Whither travel slides?
The suggestions provided by the readers for preserving travel slides all were very good (Oct. ’07, pg. 46).
The first priority should be setting them up so you can enjoy them and, after that, your children and perhaps your grandchildren, but after that who knows? Or cares? How many millions of pictures are being passed to posterity? Will posterity have time to look at them?
But, seriously, if you want to preserve them, I think Ronald Ross came closest to defining the real problem. I have been saving electronic data since the 1960s and have witnessed generation after generation of formats come and go.

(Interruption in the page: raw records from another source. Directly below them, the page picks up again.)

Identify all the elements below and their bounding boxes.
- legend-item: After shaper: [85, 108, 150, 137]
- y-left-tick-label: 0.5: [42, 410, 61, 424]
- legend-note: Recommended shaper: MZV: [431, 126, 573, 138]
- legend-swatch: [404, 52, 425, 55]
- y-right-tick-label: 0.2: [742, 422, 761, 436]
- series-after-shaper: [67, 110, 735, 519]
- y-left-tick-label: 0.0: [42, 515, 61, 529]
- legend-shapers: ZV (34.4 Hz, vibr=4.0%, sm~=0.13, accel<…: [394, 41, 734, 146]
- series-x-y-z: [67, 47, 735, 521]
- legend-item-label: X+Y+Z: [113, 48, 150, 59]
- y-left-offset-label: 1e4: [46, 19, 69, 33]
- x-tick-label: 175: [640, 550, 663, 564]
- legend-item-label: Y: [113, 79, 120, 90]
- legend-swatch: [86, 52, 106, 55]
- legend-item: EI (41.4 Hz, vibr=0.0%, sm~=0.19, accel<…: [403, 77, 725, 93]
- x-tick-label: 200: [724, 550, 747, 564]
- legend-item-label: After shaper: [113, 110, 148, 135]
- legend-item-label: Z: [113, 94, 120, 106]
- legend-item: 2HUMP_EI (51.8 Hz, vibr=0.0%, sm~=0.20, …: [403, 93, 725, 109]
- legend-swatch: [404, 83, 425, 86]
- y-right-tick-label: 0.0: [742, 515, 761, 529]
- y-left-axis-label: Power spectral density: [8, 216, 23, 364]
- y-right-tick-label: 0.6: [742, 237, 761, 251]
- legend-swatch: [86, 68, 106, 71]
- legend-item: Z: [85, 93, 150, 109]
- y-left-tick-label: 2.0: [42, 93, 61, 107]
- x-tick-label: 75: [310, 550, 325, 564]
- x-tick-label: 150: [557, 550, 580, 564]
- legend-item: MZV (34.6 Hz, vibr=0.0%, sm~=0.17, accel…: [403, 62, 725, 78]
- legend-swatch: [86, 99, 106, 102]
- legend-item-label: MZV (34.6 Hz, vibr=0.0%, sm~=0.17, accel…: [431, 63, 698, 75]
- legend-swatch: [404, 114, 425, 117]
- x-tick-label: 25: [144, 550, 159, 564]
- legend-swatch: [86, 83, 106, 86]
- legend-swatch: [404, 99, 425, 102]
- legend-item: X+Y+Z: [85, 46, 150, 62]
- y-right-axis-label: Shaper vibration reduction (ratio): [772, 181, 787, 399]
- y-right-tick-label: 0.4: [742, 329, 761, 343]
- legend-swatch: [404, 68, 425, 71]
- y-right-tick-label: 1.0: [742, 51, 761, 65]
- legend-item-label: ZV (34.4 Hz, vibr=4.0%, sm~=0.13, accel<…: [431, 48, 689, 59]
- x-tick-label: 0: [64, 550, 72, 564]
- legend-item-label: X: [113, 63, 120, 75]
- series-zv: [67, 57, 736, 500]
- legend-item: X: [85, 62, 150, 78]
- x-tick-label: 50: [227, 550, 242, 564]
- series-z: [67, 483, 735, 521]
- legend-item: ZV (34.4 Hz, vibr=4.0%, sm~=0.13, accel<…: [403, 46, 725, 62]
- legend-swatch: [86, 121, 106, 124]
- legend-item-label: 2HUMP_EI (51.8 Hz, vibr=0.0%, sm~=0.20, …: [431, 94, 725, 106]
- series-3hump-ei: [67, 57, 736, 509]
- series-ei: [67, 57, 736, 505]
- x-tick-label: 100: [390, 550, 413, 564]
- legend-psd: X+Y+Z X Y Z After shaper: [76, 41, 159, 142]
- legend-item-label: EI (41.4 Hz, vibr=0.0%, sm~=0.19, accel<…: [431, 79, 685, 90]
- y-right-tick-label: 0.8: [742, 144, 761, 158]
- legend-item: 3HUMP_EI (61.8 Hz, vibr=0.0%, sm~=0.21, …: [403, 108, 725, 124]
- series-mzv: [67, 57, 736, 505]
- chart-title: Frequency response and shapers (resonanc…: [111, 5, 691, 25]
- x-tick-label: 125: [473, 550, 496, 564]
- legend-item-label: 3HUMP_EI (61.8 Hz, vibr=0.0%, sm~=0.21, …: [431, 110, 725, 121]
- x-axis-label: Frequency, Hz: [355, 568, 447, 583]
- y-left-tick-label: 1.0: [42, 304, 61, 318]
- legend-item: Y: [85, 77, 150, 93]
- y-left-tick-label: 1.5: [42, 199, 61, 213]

The stuff I recorded first is still in a readable format, but the equipment needed to read it no longer exists. It’s not like a book; you can’t still count on reading it after 500 years. If you want to keep it available, you must rerecord it periodically to the newest formats or it will be lost.
It’s fine doing it yourself. . . until you attain a certain age, then someone else will have to do it. You could give it to a library, but how much can they absorb? And will they update formats? Or keep old equipment? Imagine yourself a librarian 100 years from now.
My suggestions — sort your pictures; pick the best 100 or so, maybe more (interesting people, family, landscapes subject to change, buildings of interest which may disappear, etc.), print them in colorfast inks and record them electronically.
Give them to someone who cares. Keep the rest for your own enjoyment, and buy a good slide projector.